The piazza itself is not really a square but more of a triangle, with Santo Stefano at the far end, an indoor mall on the left side and the cafes on the other. I stopped at one for a double espresso and something sugary. While sitting there, wiping the sweat from my forehead, I realized that the church facing me was probably the coolest place in town, temperature wise. So, in the interest of comfort, I paid, pushed my chair back and wandered over.

The facade of Santo Stefano is similar to thousands of others in the country, except for a lectern attached to the left side of the entrance. There is the mandatory bell tower towards the rear of the building, but the church, as seen from the front, is nowhere near the size of the major cathedrals. I entered through the main portal and was greeted by a waft of air, at least ten degrees cooler than outside and perfumed with incense. I decided to sit in one of the rear pews for a few moments to enjoy it and give me a chance to inspect the interior.

The Stations of the Cross were hung on the walls as in all Catholic churches. Many of the other paintings and statues, although invaluable, were quite similar to those found elsewhere. After the first few hundred Madonnas, a certain numbness seems to set in. However, I am not a connoisseur of art, so accept my opinion for what it's worth. At that point, I failed to see what made the church so unique and such a tourist attraction.

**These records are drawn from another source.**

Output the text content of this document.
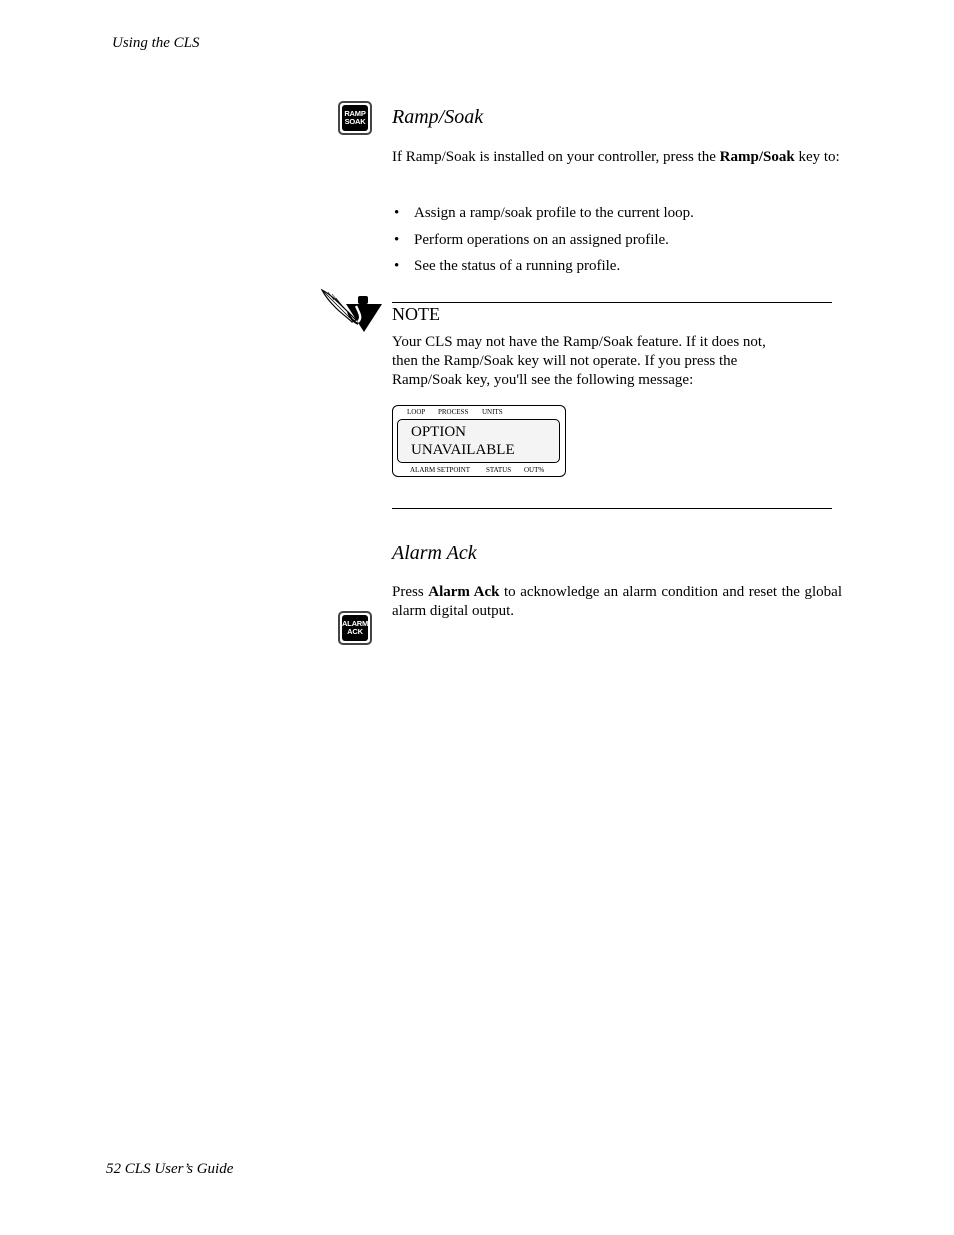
Using the CLS
RAMP
SOAK Ramp/Soak
If Ramp/Soak is installed on your controller, press the Ramp/Soak key to:
• Assign a ramp/soak profile to the current loop.
• Perform operations on an assigned profile.
• See the status of a running profile.
NOTE
Your CLS may not have the Ramp/Soak feature. If it does not,
then the Ramp/Soak key will not operate. If you press the
Ramp/Soak key, you'll see the following message:
LOOP PROCESS UNITS
OPTION
UNAVAILABLE
ALARM SETPOINT STATUS OUT%
Alarm Ack
Press Alarm Ack to acknowledge an alarm condition and reset the global alarm digital output.
ALARM
ACK
52 CLS User’s Guide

There were a few tables and easels along the left wall close to the front. After some time, I stood up and walked over to check them out. They displayed a number of pamphlets and charts which explained the history of the church. I learned there was more than one place of worship on the site. The original was built over a Roman temple dedicated to the Egyptian goddess, Isis, in the fifth century. Over time, it was expanded and renovated, like adding rooms to a house. In addition to the current consecrated one, there were six older churches, thus earning its other Italian name, Sette Chiesi.  There was also a  crypt containing the remains of two venerated Bolognese martyrs, St. Vitale and St. Agricola, which I elected not to explore, since tombs and cemeteries give me the creeps.